技术框架:TLA-Prover的整体架构包括两个主要阶段:首先是监督微调阶段,在此阶段模型在经过验证的示例上进行训练;其次是修复策略优化阶段,模型学习如何修复自身生成的被拒绝的规范。
关键创新:TLA-Prover的主要创新在于引入了修复策略优化(GRPO),使模型能够在生成规范后进行自我修复,从而显著提升了生成规范的质量和通过率。与现有方法相比,该方法有效减少了语义错误的发生。
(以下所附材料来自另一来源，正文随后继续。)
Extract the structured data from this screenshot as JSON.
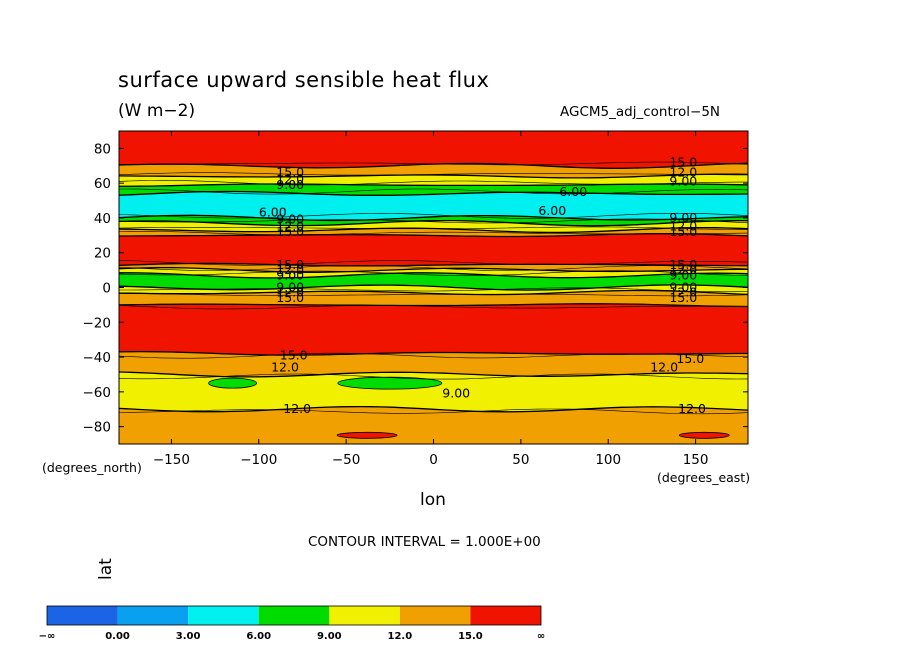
{
  "chart_data": {
    "type": "contour",
    "title": "surface upward sensible heat flux",
    "units": "(W m−2)",
    "dataset": "AGCM5_adj_control−5N",
    "xlabel": "lon",
    "ylabel": "lat",
    "x_units_label": "(degrees_east)",
    "y_units_label": "(degrees_north)",
    "xlim": [
      -180,
      180
    ],
    "ylim": [
      -90,
      90
    ],
    "x_ticks": [
      -150,
      -100,
      -50,
      0,
      50,
      100,
      150
    ],
    "x_tick_labels": [
      "−150",
      "−100",
      "−50",
      "0",
      "50",
      "100",
      "150"
    ],
    "y_ticks": [
      80,
      60,
      40,
      20,
      0,
      -20,
      -40,
      -60,
      -80
    ],
    "y_tick_labels": [
      "80",
      "60",
      "40",
      "20",
      "0",
      "−20",
      "−40",
      "−60",
      "−80"
    ],
    "contour_interval": "CONTOUR INTERVAL = 1.000E+00",
    "levels": [
      0,
      3,
      6,
      9,
      12,
      15
    ],
    "colorbar": {
      "labels": [
        "−∞",
        "0.00",
        "3.00",
        "6.00",
        "9.00",
        "12.0",
        "15.0",
        "∞"
      ],
      "colors": [
        "#1c64e6",
        "#0aa0f0",
        "#00f0f0",
        "#00dc00",
        "#f0f000",
        "#f0a000",
        "#f01400"
      ]
    },
    "zonal_bands": [
      {
        "lat_top": 90,
        "lat_bottom": 70,
        "color": "#f01400",
        "value_range": "> 15"
      },
      {
        "lat_top": 70,
        "lat_bottom": 64,
        "color": "#f0a000",
        "value_range": "12-15"
      },
      {
        "lat_top": 64,
        "lat_bottom": 59,
        "color": "#f0f000",
        "value_range": "9-12"
      },
      {
        "lat_top": 59,
        "lat_bottom": 54,
        "color": "#00dc00",
        "value_range": "6-9"
      },
      {
        "lat_top": 54,
        "lat_bottom": 40,
        "color": "#00f0f0",
        "value_range": "3-6"
      },
      {
        "lat_top": 40,
        "lat_bottom": 37,
        "color": "#00dc00",
        "value_range": "6-9"
      },
      {
        "lat_top": 37,
        "lat_bottom": 33,
        "color": "#f0f000",
        "value_range": "9-12"
      },
      {
        "lat_top": 33,
        "lat_bottom": 30,
        "color": "#f0a000",
        "value_range": "12-15"
      },
      {
        "lat_top": 30,
        "lat_bottom": 13,
        "color": "#f01400",
        "value_range": "> 15"
      },
      {
        "lat_top": 13,
        "lat_bottom": 10,
        "color": "#f0a000",
        "value_range": "12-15"
      },
      {
        "lat_top": 10,
        "lat_bottom": 7,
        "color": "#f0f000",
        "value_range": "9-12"
      },
      {
        "lat_top": 7,
        "lat_bottom": 0,
        "color": "#00dc00",
        "value_range": "6-9"
      },
      {
        "lat_top": 0,
        "lat_bottom": -3,
        "color": "#f0f000",
        "value_range": "9-12"
      },
      {
        "lat_top": -3,
        "lat_bottom": -10,
        "color": "#f0a000",
        "value_range": "12-15"
      },
      {
        "lat_top": -10,
        "lat_bottom": -38,
        "color": "#f01400",
        "value_range": "> 15"
      },
      {
        "lat_top": -38,
        "lat_bottom": -50,
        "color": "#f0a000",
        "value_range": "12-15"
      },
      {
        "lat_top": -50,
        "lat_bottom": -70,
        "color": "#f0f000",
        "value_range": "9-12"
      },
      {
        "lat_top": -70,
        "lat_bottom": -90,
        "color": "#f0a000",
        "value_range": "12-15"
      }
    ],
    "contour_labels": [
      {
        "text": "15.0",
        "lon": -82,
        "lat": 66
      },
      {
        "text": "12.0",
        "lon": -82,
        "lat": 62
      },
      {
        "text": "9.00",
        "lon": -82,
        "lat": 59
      },
      {
        "text": "6.00",
        "lon": 80,
        "lat": 55
      },
      {
        "text": "6.00",
        "lon": 68,
        "lat": 44
      },
      {
        "text": "6.00",
        "lon": -92,
        "lat": 43
      },
      {
        "text": "9.00",
        "lon": -82,
        "lat": 39
      },
      {
        "text": "12.0",
        "lon": -82,
        "lat": 35
      },
      {
        "text": "15.0",
        "lon": -82,
        "lat": 32
      },
      {
        "text": "15.0",
        "lon": 143,
        "lat": 72
      },
      {
        "text": "12.0",
        "lon": 143,
        "lat": 66
      },
      {
        "text": "9.00",
        "lon": 143,
        "lat": 61
      },
      {
        "text": "9.00",
        "lon": 143,
        "lat": 40
      },
      {
        "text": "12.0",
        "lon": 143,
        "lat": 35
      },
      {
        "text": "15.0",
        "lon": 143,
        "lat": 32
      },
      {
        "text": "15.0",
        "lon": -82,
        "lat": 13
      },
      {
        "text": "12.0",
        "lon": -82,
        "lat": 10
      },
      {
        "text": "9.00",
        "lon": -82,
        "lat": 7
      },
      {
        "text": "9.00",
        "lon": -82,
        "lat": 0
      },
      {
        "text": "12.0",
        "lon": -82,
        "lat": -3
      },
      {
        "text": "15.0",
        "lon": -82,
        "lat": -6
      },
      {
        "text": "15.0",
        "lon": 143,
        "lat": 13
      },
      {
        "text": "12.0",
        "lon": 143,
        "lat": 10
      },
      {
        "text": "9.00",
        "lon": 143,
        "lat": 7
      },
      {
        "text": "9.00",
        "lon": 143,
        "lat": 0
      },
      {
        "text": "12.0",
        "lon": 143,
        "lat": -3
      },
      {
        "text": "15.0",
        "lon": 143,
        "lat": -6
      },
      {
        "text": "15.0",
        "lon": -80,
        "lat": -39
      },
      {
        "text": "12.0",
        "lon": -85,
        "lat": -46
      },
      {
        "text": "15.0",
        "lon": 147,
        "lat": -41
      },
      {
        "text": "12.0",
        "lon": 132,
        "lat": -46
      },
      {
        "text": "9.00",
        "lon": 13,
        "lat": -61
      },
      {
        "text": "12.0",
        "lon": -78,
        "lat": -70
      },
      {
        "text": "12.0",
        "lon": 148,
        "lat": -70
      }
    ],
    "grid": false
  }
}
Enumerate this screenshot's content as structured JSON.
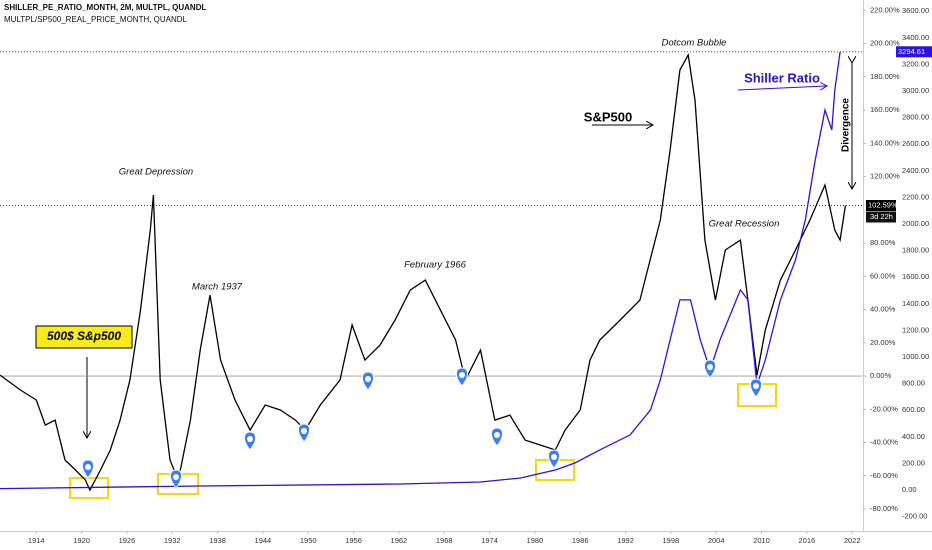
{
  "chart_data": {
    "type": "line",
    "xticks": [
      1914,
      1920,
      1926,
      1932,
      1938,
      1944,
      1950,
      1956,
      1962,
      1968,
      1974,
      1980,
      1986,
      1992,
      1998,
      2004,
      2010,
      2016,
      2022
    ],
    "xlim": [
      1909.2,
      2023.3
    ],
    "ylim": [
      -92.6,
      226.2
    ],
    "yticks": [
      {
        "value": 220,
        "label": "220.00%"
      },
      {
        "value": 200,
        "label": "200.00%"
      },
      {
        "value": 180,
        "label": "180.00%"
      },
      {
        "value": 160,
        "label": "160.00%"
      },
      {
        "value": 140,
        "label": "140.00%"
      },
      {
        "value": 120,
        "label": "120.00%"
      },
      {
        "value": 80,
        "label": "80.00%"
      },
      {
        "value": 60,
        "label": "60.00%"
      },
      {
        "value": 40,
        "label": "40.00%"
      },
      {
        "value": 20,
        "label": "20.00%"
      },
      {
        "value": 0,
        "label": "0.00%"
      },
      {
        "value": -20,
        "label": "-20.00%"
      },
      {
        "value": -40,
        "label": "-40.00%"
      },
      {
        "value": -60,
        "label": "-60.00%"
      },
      {
        "value": -80,
        "label": "-80.00%"
      }
    ],
    "y2lim": [
      -301,
      3684
    ],
    "y2ticks": [
      {
        "value": 3600,
        "label": "3600.00"
      },
      {
        "value": 3400,
        "label": "3400.00"
      },
      {
        "value": 3200,
        "label": "3200.00"
      },
      {
        "value": 3000,
        "label": "3000.00"
      },
      {
        "value": 2800,
        "label": "2800.00"
      },
      {
        "value": 2600,
        "label": "2600.00"
      },
      {
        "value": 2400,
        "label": "2400.00"
      },
      {
        "value": 2200,
        "label": "2200.00"
      },
      {
        "value": 2000,
        "label": "2000.00"
      },
      {
        "value": 1800,
        "label": "1800.00"
      },
      {
        "value": 1600,
        "label": "1600.00"
      },
      {
        "value": 1400,
        "label": "1400.00"
      },
      {
        "value": 1200,
        "label": "1200.00"
      },
      {
        "value": 1000,
        "label": "1000.00"
      },
      {
        "value": 800,
        "label": "800.00"
      },
      {
        "value": 600,
        "label": "600.00"
      },
      {
        "value": 400,
        "label": "400.00"
      },
      {
        "value": 200,
        "label": "200.00"
      },
      {
        "value": 0,
        "label": "0.00"
      },
      {
        "value": -200,
        "label": "-200.00"
      }
    ],
    "countdown": "3d 22h",
    "series": [
      {
        "name": "SHILLER_PE_RATIO_MONTH, 2M, MULTPL, QUANDL",
        "color": "#000000",
        "axis": "y",
        "last_label": "102.59%",
        "x": [
          1909.2,
          1911.9,
          1914,
          1915.2,
          1916.5,
          1917.8,
          1919.2,
          1920.5,
          1921.1,
          1922.5,
          1923.8,
          1925.1,
          1926.4,
          1927.8,
          1929.1,
          1929.5,
          1930.4,
          1931.7,
          1932.8,
          1934.4,
          1935.7,
          1937.0,
          1938.4,
          1940.3,
          1942.3,
          1944.3,
          1946.3,
          1948.3,
          1949.6,
          1951.6,
          1954.2,
          1955.8,
          1957.5,
          1959.5,
          1961.5,
          1963.5,
          1965.5,
          1967.5,
          1969.5,
          1970.8,
          1972.8,
          1974.7,
          1976.7,
          1978.7,
          1980.7,
          1982.7,
          1984.0,
          1986.0,
          1987.3,
          1988.6,
          1991.3,
          1993.9,
          1996.6,
          1997.9,
          1999.2,
          2000.3,
          2001.2,
          2002.5,
          2003.9,
          2005.2,
          2007.2,
          2008.2,
          2009.4,
          2010.5,
          2012.5,
          2014.5,
          2016.4,
          2018.4,
          2019.7,
          2020.4,
          2021.1
        ],
        "values": [
          0.6,
          -8.4,
          -14.4,
          -29.5,
          -26.5,
          -50.5,
          -56.5,
          -62.6,
          -68.6,
          -56.5,
          -44.5,
          -26.5,
          -2.4,
          39.7,
          87.8,
          108.9,
          -2.4,
          -50.5,
          -62.6,
          -26.5,
          15.6,
          48.7,
          9.6,
          -14.4,
          -32.5,
          -17.4,
          -20.4,
          -26.5,
          -32.5,
          -17.4,
          -2.4,
          30.7,
          9.6,
          18.6,
          33.7,
          51.7,
          57.7,
          39.7,
          21.7,
          -2.4,
          15.6,
          -26.5,
          -23.5,
          -38.5,
          -41.5,
          -44.5,
          -32.5,
          -20.4,
          9.6,
          21.7,
          33.7,
          45.7,
          93.8,
          135.9,
          184.1,
          193.1,
          166.0,
          81.8,
          45.7,
          75.8,
          81.8,
          45.7,
          0.6,
          27.7,
          57.7,
          75.8,
          93.8,
          114.9,
          87.8,
          81.8,
          102.59
        ]
      },
      {
        "name": "MULTPL/SP500_REAL_PRICE_MONTH, QUANDL",
        "color": "#2b12e0",
        "axis": "y2",
        "last_label": "3294.61",
        "x": [
          1909.2,
          1935.7,
          1962.2,
          1972.8,
          1978.1,
          1982.7,
          1985.3,
          1988.6,
          1992.6,
          1995.3,
          1996.6,
          1997.9,
          1999.2,
          2000.6,
          2001.9,
          2003.2,
          2004.5,
          2007.2,
          2008.2,
          2009.4,
          2010.5,
          2012.5,
          2014.5,
          2015.8,
          2017.1,
          2018.4,
          2019.3,
          2019.7,
          2020.4
        ],
        "values": [
          10,
          30,
          45,
          60,
          90,
          150,
          203,
          301,
          414,
          602,
          827,
          1128,
          1429,
          1429,
          1128,
          902,
          1128,
          1504,
          1429,
          789,
          977,
          1429,
          1729,
          2030,
          2481,
          2857,
          2707,
          3008,
          3294.61
        ]
      }
    ],
    "annotations": [
      "Great Depression",
      "March 1937",
      "February 1966",
      "Dotcom Bubble",
      "Great Recession",
      "S&P500",
      "Shiller Ratio",
      "Divergence",
      "500$ S&p500"
    ]
  }
}
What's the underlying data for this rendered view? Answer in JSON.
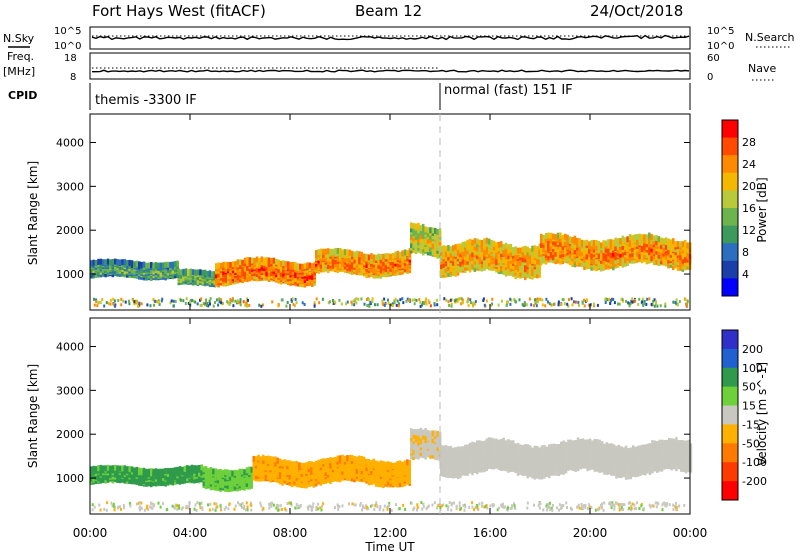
{
  "header": {
    "station": "Fort Hays West (fitACF)",
    "beam": "Beam 12",
    "date": "24/Oct/2018"
  },
  "summary": {
    "nsky_label": "N.Sky",
    "nsearch_label": "N.Search",
    "freq_label": "Freq.",
    "freq_unit": "[MHz]",
    "nave_label": "Nave",
    "cpid_label": "CPID",
    "noise_ticks": [
      "10^5",
      "10^0"
    ],
    "freq_ticks": [
      "18",
      "8"
    ],
    "nave_ticks": [
      "60",
      "0"
    ],
    "cpid_segments": [
      {
        "label": "themis -3300 IF",
        "start_hour": 0
      },
      {
        "label": "normal (fast) 151 IF",
        "start_hour": 14
      }
    ]
  },
  "colors": {
    "power": [
      "#0000ff",
      "#1a3fa8",
      "#2c6fc0",
      "#3c9a5c",
      "#6db34e",
      "#b9c93a",
      "#f5b800",
      "#ff8a00",
      "#ff4a00",
      "#ff0000"
    ],
    "velocity": [
      "#3030c8",
      "#2060d0",
      "#2f9a4c",
      "#6ed03a",
      "#c8c8c0",
      "#ffb000",
      "#ff7a00",
      "#ff3a00",
      "#ff0000"
    ]
  },
  "chart_data": [
    {
      "type": "heatmap",
      "name": "power",
      "xlabel": "",
      "ylabel": "Slant Range [km]",
      "xlim": [
        0,
        24
      ],
      "ylim": [
        180,
        4650
      ],
      "yticks": [
        1000,
        2000,
        3000,
        4000
      ],
      "colorbar_label": "Power [dB]",
      "colorbar_ticks": [
        "4",
        "8",
        "12",
        "16",
        "20",
        "24",
        "28"
      ],
      "colorbar_range": [
        0,
        32
      ],
      "echo_bands": [
        {
          "start_hour": 0.0,
          "end_hour": 3.5,
          "center_km": 1100,
          "width_km": 300,
          "level": 14
        },
        {
          "start_hour": 3.5,
          "end_hour": 5.0,
          "center_km": 900,
          "width_km": 250,
          "level": 16
        },
        {
          "start_hour": 5.0,
          "end_hour": 9.0,
          "center_km": 1050,
          "width_km": 450,
          "level": 27
        },
        {
          "start_hour": 9.0,
          "end_hour": 12.8,
          "center_km": 1250,
          "width_km": 450,
          "level": 25
        },
        {
          "start_hour": 12.8,
          "end_hour": 14.0,
          "center_km": 1750,
          "width_km": 600,
          "level": 20
        },
        {
          "start_hour": 14.0,
          "end_hour": 18.0,
          "center_km": 1350,
          "width_km": 650,
          "level": 24
        },
        {
          "start_hour": 18.0,
          "end_hour": 24.0,
          "center_km": 1500,
          "width_km": 600,
          "level": 25
        }
      ]
    },
    {
      "type": "heatmap",
      "name": "velocity",
      "xlabel": "Time UT",
      "ylabel": "Slant Range [km]",
      "xlim": [
        0,
        24
      ],
      "ylim": [
        180,
        4650
      ],
      "xticks": [
        "00:00",
        "04:00",
        "08:00",
        "12:00",
        "16:00",
        "20:00",
        "00:00"
      ],
      "yticks": [
        1000,
        2000,
        3000,
        4000
      ],
      "colorbar_label": "Velocity [m s^-1]",
      "colorbar_ticks": [
        "200",
        "100",
        "50",
        "15",
        "-15",
        "-50",
        "-100",
        "-200"
      ],
      "echo_bands": [
        {
          "start_hour": 0.0,
          "end_hour": 4.5,
          "center_km": 1050,
          "width_km": 300,
          "velocity": 60
        },
        {
          "start_hour": 4.5,
          "end_hour": 6.5,
          "center_km": 1000,
          "width_km": 400,
          "velocity": 40
        },
        {
          "start_hour": 6.5,
          "end_hour": 12.8,
          "center_km": 1150,
          "width_km": 500,
          "velocity": -40
        },
        {
          "start_hour": 12.8,
          "end_hour": 14.0,
          "center_km": 1700,
          "width_km": 600,
          "velocity": -10
        },
        {
          "start_hour": 14.0,
          "end_hour": 24.0,
          "center_km": 1450,
          "width_km": 650,
          "velocity": 0
        }
      ]
    }
  ]
}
关键设计:模型的训练过程中,采用了直接的奖励信号来自TLC,而不是依赖学习的奖励模型。此外,输出结果被分为四个等级:Bronze、Silver、Gold和Diamond,确保模型在生成规范时能够逐步优化其正确性。
🖼️ 关键图片
📊 实验亮点
TLA-Prover在持出30个问题的基准测试中,Gold和Diamond等级的通过率分别达到了30%和20%,相较于未调优基线的8.6%提升了约3.5倍,显示出该模型在生成TLA+规范方面的显著优势。
🎯 应用场景
TLA-Prover的研究成果在分布式系统和安全关键协议的验证中具有重要应用价值。通过提高TLA+规范的生成质量,能够有效支持软件工程师在设计和验证复杂系统时,减少错误和提高效率,进而提升系统的安全性和可靠性。
📄 摘要(原文)
TLA+ is a formal specification language for verifying distributed systems and safety-critical protocols. Large language models (LLMs) frequently produce TLA+ specifications that fail the TLC model checker for semantic reasons. Across 25 LLMs, the best public baseline is 26.6% syntactic parse and 8.6% semantic model-check. We present TLA-Prover, a 20-billion-parameter model for TLA+ specification synthesis. Training combines supervised fine-tuning (SFT) on verified examples with repair-based group-relative policy optimization (GRPO). In the GRPO stage, the model learns to fix its own rejected specifications. We also train a direct preference optimization (DPO) variant from the same SFT checkpoint as an ablation. TLC provides the reward signal directly, with no learned reward model. Four tiers grade each output: Bronze (parses), Silver (no warnings), Gold (passes TLC), and Diamond. To reach Diamond, the model's correctness property is automatically altered in a small way; TLC must then detect a violation. If TLC still passes, the property was always-true and contributes nothing; the output fails Diamond. TLA-Prover reaches 9/30 (i.e. pass@1 = 30%) at both Gold and Diamond on a held-out 30-problem benchmark. This is roughly 3.5x the 8.6% untuned baseline. The DPO variant reaches 20% at Diamond. Gold and Diamond coincide at every checkpoint; this prevents the trivial-property failure mode.